Clearly, the parties had different inten­tions. And yet, that does not matter one whit. The contract said national standards, and that’s what it will mean to a judge (if the dispute goes that far).

As Alberta’s Court of Appeal recently said, “Counsel and writers sometimes beguilingly suggest that the court’s duty is in essence to discover the intent of the parties. Does this mean bypassing the words of a formal signed contract in favour of the parties’ compet­ing assertions years later, all encased and cooked in a pastry shell of the trial judge’s inferences and deductions? If so, it is wrong. The court is to interpret the words of the signed contract. Subjective intent is espe­cially irrelevant and doubly so if the written words are clear.”

Another misunderstanding is the idea that the parties have a duty to negotiate a contract in good faith. They don’t. (This is not to suggest that the parties can lie, cheat or steal when they make a contract—they can’t.) But sometimes one side fights harder and smarter, or is more stubborn and ornery, and thereby gets the better of the other.

When this happens, either the negotia­tions fail because the parties can’t reach a deal or the resulting bargain is lopsided. The loser then complains that the winner failed to be mindful of the other side’s interests and acted unfairly. The winner, it’s suggested, didn’t bargain in good faith.

Our courts have dearly and firmly rejected this idea. As the Supreme Court of Canada says, “No duty of care arises in conducting negotiations.”

Simply put, one side does not have to pro­tect the other, even from itself. Rather, hard bargaining is expected and even encouraged. After all, the whole purpose of bargaining is for each side to carve out the best deal it can—for itself. The contract then locks it in.

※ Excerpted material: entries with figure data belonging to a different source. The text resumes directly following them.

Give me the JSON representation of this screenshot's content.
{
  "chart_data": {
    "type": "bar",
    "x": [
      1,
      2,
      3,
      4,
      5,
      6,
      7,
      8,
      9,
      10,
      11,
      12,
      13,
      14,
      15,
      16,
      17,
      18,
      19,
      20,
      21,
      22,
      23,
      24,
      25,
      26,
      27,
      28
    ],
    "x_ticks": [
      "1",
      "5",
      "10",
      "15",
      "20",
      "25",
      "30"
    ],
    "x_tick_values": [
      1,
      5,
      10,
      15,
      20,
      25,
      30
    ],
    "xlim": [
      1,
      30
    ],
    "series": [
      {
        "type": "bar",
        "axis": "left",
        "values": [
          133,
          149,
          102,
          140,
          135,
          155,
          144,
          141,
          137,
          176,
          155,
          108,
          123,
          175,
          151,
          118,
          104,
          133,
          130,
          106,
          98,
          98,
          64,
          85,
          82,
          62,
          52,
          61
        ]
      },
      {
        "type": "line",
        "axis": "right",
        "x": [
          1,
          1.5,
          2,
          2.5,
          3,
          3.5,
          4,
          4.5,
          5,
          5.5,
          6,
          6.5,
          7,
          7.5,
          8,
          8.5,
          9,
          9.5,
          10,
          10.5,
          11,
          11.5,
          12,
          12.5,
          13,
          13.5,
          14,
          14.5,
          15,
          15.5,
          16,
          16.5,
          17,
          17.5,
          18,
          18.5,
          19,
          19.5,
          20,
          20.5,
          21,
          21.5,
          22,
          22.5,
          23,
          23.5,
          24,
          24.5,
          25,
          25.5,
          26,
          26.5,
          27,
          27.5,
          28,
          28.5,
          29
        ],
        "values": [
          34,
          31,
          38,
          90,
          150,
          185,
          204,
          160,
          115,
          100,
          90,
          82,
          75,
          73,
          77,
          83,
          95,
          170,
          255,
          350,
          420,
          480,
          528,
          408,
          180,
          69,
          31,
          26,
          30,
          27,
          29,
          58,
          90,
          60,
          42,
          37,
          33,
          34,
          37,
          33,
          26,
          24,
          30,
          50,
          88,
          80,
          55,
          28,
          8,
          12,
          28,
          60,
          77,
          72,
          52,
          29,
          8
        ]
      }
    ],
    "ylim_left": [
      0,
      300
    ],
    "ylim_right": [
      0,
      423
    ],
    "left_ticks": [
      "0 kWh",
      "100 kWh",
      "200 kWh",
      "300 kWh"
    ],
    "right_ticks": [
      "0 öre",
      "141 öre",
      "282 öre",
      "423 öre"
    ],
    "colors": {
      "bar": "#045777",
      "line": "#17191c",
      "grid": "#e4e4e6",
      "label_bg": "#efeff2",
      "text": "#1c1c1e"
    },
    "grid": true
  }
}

This leads to a further misconception: that contracts have to be fair. Sometimes a party to a contract discovers, after the fact, that it’s made a bad bargain. Maybe the deal was lousy to begin with. Or maybe the losing side miscalculated and has now just learned that it’s going to lose its shirt. Or maybe it all started out good but circum­stances have changed—prices went up, sup­plies went down, labour disappeared—and the deal has now turned sour.

When this happens, the aggrieved party sometimes complains that the contract isn’t fair and tries to escape. Or refuses to per­form, arguing that somehow the contract is now unfair, unconscionable and therefore unenforceable. The deal, the argument goes, is not the deal that was expected or intended.

Such arguments rarely succeed. Bad con­tracts are still contracts that bind the par­ties. The fact that one side gets more and the other side gets less does not weaken the contract. To quote the Provincial Court of Alberta: “People have a right to enter into bad contracts—it’s a free country.”